Quando raggiunse il salotto, suo padre era in piedi in mezzo alla stanza, la pelliccia scura irta sulla schiena e l'intero corpo teso ad affrontare la minaccia incombente. Sua madre, un paio di passi indietro, ringhiava snudando le zanne, il manto argenteo luccicante alla luce delle torce.
Gli uomini davanti a loro ne brandivano almeno tre, altri imbracciavano un fucile.
Keith non si prese nemmeno la briga di contarli, erano troppi in ogni caso e un brivido di gelido terrore gli corse lungo la spina dorsale.
I sensi del lupo gli gridavano di fuggire, rimanere non gli avrebbe dato scampo, ma la sua parte umana si rifiutava di abbandonare la sua famiglia.
Quando i Cacciatori iniziarono a muoversi verso di loro, fu sua madre a decidere. Mentre suo padre scattava in avanti per tenerli impegnati, con un movimento repentino lo afferrò per la collottola. I denti affilati affondarono nella pelliccia e nella carne più di quanto ne avesse intenzione, strappandogli un gemito di dolore, e il movimento brusco lo colse di sorpresa. Si ritrovò scaraventato oltre la finestra rotta, unica via di fuga disponibile, atterrando sui cocci di vetro sparsi in parte anche all’esterno della casa.
Un ululato disperato lo raggiunse.
« Scappa… scappa… scappa…! »
Keith si rizzò sulle zampe, ignorando il dolore provocato dai tagli e il sangue che iniziava a inumidirgli la pelliccia.
« Corri… scappa… ! »
Si gettò nei primi cespugli che circondavano il giardino della casa, sperando di trovare in essi un rifugio, ma il fragore di uno sparo gli fece rizzare i peli sulla nuca e gelare il sangue.
Le urla concitate degli uomini lo raggiunsero, mentre s’incitavano l’un l’altro a inseguire “quello che era fuggito”. Terrorizzato, Keith superò con un balzo i cespugli, attraversò il breve spazio spoglio appena oltre e si tuffò nel bosco che si estendeva sul retro della casa.
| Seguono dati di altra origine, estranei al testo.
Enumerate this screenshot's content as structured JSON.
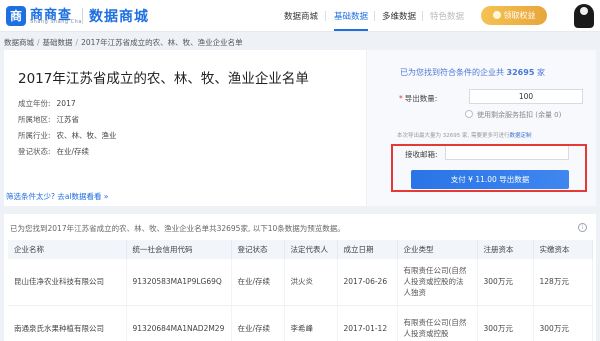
{
  "header": {
    "logo_mark": "商",
    "logo_text": "商商查",
    "logo_sub": "Shang Shang Cha",
    "logo_title": "数据商城",
    "nav": [
      {
        "label": "数据商城"
      },
      {
        "label": "基础数据"
      },
      {
        "label": "多维数据"
      },
      {
        "label": "特色数据"
      }
    ],
    "vip_label": "领取权益"
  },
  "breadcrumb": {
    "items": [
      "数据商城",
      "基础数据",
      "2017年江苏省成立的农、林、牧、渔业企业名单"
    ],
    "separator": "/"
  },
  "detail": {
    "title": "2017年江苏省成立的农、林、牧、渔业企业名单",
    "fields": [
      {
        "key": "成立年份:",
        "value": "2017"
      },
      {
        "key": "所属地区:",
        "value": "江苏省"
      },
      {
        "key": "所属行业:",
        "value": "农、林、牧、渔业"
      },
      {
        "key": "登记状态:",
        "value": "在业/存续"
      }
    ],
    "filter_link": "筛选条件太少? 去al数据看看 »"
  },
  "order": {
    "found_prefix": "已为您找到符合条件的企业共",
    "found_count": "32695",
    "found_suffix": "家",
    "qty_required": "*",
    "qty_label": "导出数量:",
    "qty_value": "100",
    "use_remaining_label": "使用剩余服务抵扣 (余量 0)",
    "note_prefix": "本次导出最大量为",
    "note_count": "32695",
    "note_mid": "家, 需要更多可进行",
    "note_link": "数据定制",
    "email_label": "接收邮箱:",
    "email_value": "",
    "pay_label": "支付 ¥ 11.00 导出数据"
  },
  "results": {
    "note": "已为您找到2017年江苏省成立的农、林、牧、渔业企业名单共32695家, 以下10条数据为预览数据。",
    "info_icon": "i",
    "columns": [
      "企业名称",
      "统一社会信用代码",
      "登记状态",
      "法定代表人",
      "成立日期",
      "企业类型",
      "注册资本",
      "实缴资本"
    ],
    "rows": [
      [
        "昆山佳净农业科技有限公司",
        "91320583MA1P9LG69Q",
        "在业/存续",
        "洪火炎",
        "2017-06-26",
        "有限责任公司(自然人投资或控股的法人独资",
        "300万元",
        "128万元"
      ],
      [
        "南通泉氏水果种植有限公司",
        "91320684MA1NAD2M29",
        "在业/存续",
        "李希峰",
        "2017-01-12",
        "有限责任公司(自然人投资或控股",
        "300万元",
        "300万元"
      ]
    ]
  }
}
Si voltò indietro solo una volta, lo sguardo attirato da bagliori arancioni che danzavano tra le ombre della vegetazione, e il suo cuore si spezzò davanti alla consapevolezza che la sua vita era appena stata distrutta.
Il rogo che stava radendo al suolo l’unico posto che avesse mai chiamato casa, illuminava la notte di sfumature sinistre, ma non c’era tempo per le lacrime di disperazione. Ricacciando indietro il dolore e l’angoscia che gli straziavano il petto, Keith balzò in avanti e scomparve nel buio.

Era stata una nottata impegnativa: Lance aveva studiato fino a tardi in compagnia di Pidge, che stava tentando di insegnargli come trattare i composti a base di piante medicinali. Si era appena addormentato quando Shiro e Adam erano rientrati mettendo in allarme tutta la casa. Sembrava che dei Cacciatori fossero stati avvistati nel villaggio oltre il bosco e il rudere di una casa era stato visto bruciare per diverse ore.
Shiro e Adam non avevano osato avvicinarsi, ma anche da lontano avevano chiaramente avvertito odore di carne bruciata.
Tutti gli abitanti della Casa di Coran erano stati buttati giù dal letto: quando i Cacciatori erano in giro si sapeva che era necessario l’aiuto di tutti e il desiderio di soccorrere il malcapitato a cui davano la caccia era più forte della paura di finire a propria volta nel mirino.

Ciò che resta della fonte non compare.